Relatively little is known of the life of Jean-Louis Prévost the Younger, who was born into an extended family of artists who were particularly known as still life painters, and which included his brothers Jean-Jacques and Guillaume. Born in Nointel, near Beaumont-sur-Oise in northern France, Jean-Louis Prévost studied with the flower painter Jean-Jacques Bachelier at the Manufacture Royale de Sèvres and exhibited his work for the first time at the Académie Royale at the age of fourteen.

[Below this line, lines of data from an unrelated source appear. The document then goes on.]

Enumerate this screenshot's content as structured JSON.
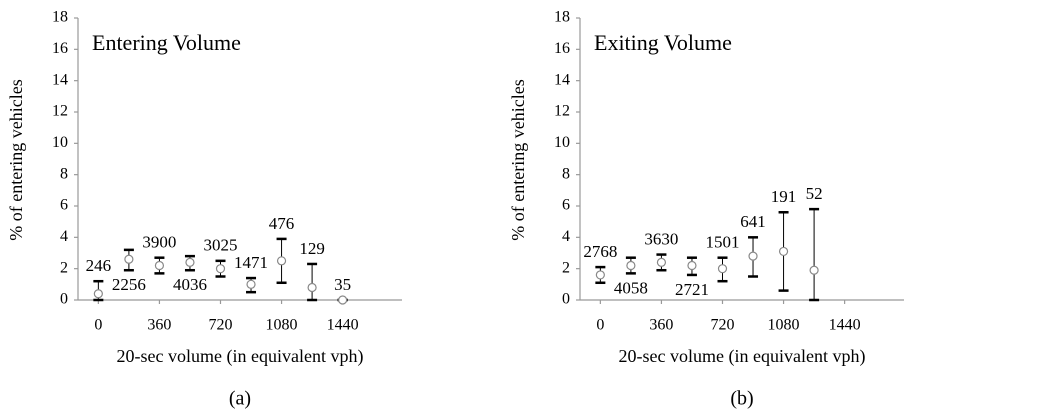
{
  "chart_data": [
    {
      "type": "scatter",
      "title": "Entering Volume",
      "x_label": "20-sec volume (in equivalent vph)",
      "y_label": "% of entering vehicles",
      "panel_label": "(a)",
      "x": [
        0,
        180,
        360,
        540,
        720,
        900,
        1080,
        1260,
        1440
      ],
      "values": [
        0.4,
        2.6,
        2.2,
        2.4,
        2.0,
        1.0,
        2.5,
        0.8,
        0
      ],
      "lower": [
        0,
        1.9,
        1.7,
        1.9,
        1.5,
        0.5,
        1.1,
        0,
        0
      ],
      "upper": [
        1.2,
        3.2,
        2.7,
        2.8,
        2.5,
        1.4,
        3.9,
        2.3,
        0
      ],
      "counts": [
        246,
        2256,
        3900,
        4036,
        3025,
        1471,
        476,
        129,
        35
      ],
      "label_side": [
        "above",
        "below",
        "above",
        "below",
        "above",
        "above",
        "above",
        "above",
        "above"
      ],
      "xlim": [
        -120,
        1790
      ],
      "xticks": [
        0,
        360,
        720,
        1080,
        1440
      ],
      "ylim": [
        0,
        18
      ],
      "yticks": [
        0,
        2,
        4,
        6,
        8,
        10,
        12,
        14,
        16,
        18
      ]
    },
    {
      "type": "scatter",
      "title": "Exiting Volume",
      "x_label": "20-sec volume (in equivalent vph)",
      "y_label": "% of entering vehicles",
      "panel_label": "(b)",
      "x": [
        0,
        180,
        360,
        540,
        720,
        900,
        1080,
        1260
      ],
      "values": [
        1.6,
        2.2,
        2.4,
        2.2,
        2.0,
        2.8,
        3.1,
        1.9
      ],
      "lower": [
        1.1,
        1.7,
        1.9,
        1.6,
        1.2,
        1.5,
        0.6,
        0
      ],
      "upper": [
        2.1,
        2.7,
        2.9,
        2.7,
        2.7,
        4.0,
        5.6,
        5.8
      ],
      "counts": [
        2768,
        4058,
        3630,
        2721,
        1501,
        641,
        191,
        52
      ],
      "label_side": [
        "above",
        "below",
        "above",
        "below",
        "above",
        "above",
        "above",
        "above"
      ],
      "xlim": [
        -120,
        1790
      ],
      "xticks": [
        0,
        360,
        720,
        1080,
        1440
      ],
      "ylim": [
        0,
        18
      ],
      "yticks": [
        0,
        2,
        4,
        6,
        8,
        10,
        12,
        14,
        16,
        18
      ]
    }
  ]
}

Devoting himself mainly to paintings and watercolours of flowers and fruit subjects, Prévost was, together with his brothers, commissioned by the fermier-général Jacques-Jérémie Roussel to paint the plants and flowers in the gardens of his château at La Celle-Saint-Cloud, near Versailles, resulting in the twelve-volume compendium of around 1,800 gouache studies known as the Horti Cellensis Plantarum Icones, acquired by the Natural History Library in Paris in 1782. A member of the Académie de Saint-Luc, Prévost became known in particular for his botanical watercolours, which were regularly shown at the Paris Salons. In 1791 Prévost began work on another volume of forty-eight botanical watercolours, which was eventually published, in several portfolios, with the title Collection de fleurs et fruits, peints d’après nature par Jean-Louis Prévost, et tirés de son portefeuille in 1805. Although highly accurate, these works were not overtly scientific in nature and were intended for the use of designers of fabric, embroidery and porcelain. By the middle of the 1790s Prévost had been granted accommodation in the Manufacture des Gobelins on the rue Mouffetard in Paris, where he lived for some thirty years. Many of Prévost’s watercolours were reproduced, with great sensitivity, as coloured prints by the stipple engraver Louis-Charles Ruotte. Works by Prévost are recorded in several important private collections in France in the late 18th and early 19th centuries - notably those of Louis François de Bourbon, the Prince de Conti, Augustin Blondel de Gagny, and Pierre-Louis Eveillard, Marquis de Livois - and a large number of gouaches by the artist are today in the collection of the Bibliothèque Nationale in Paris.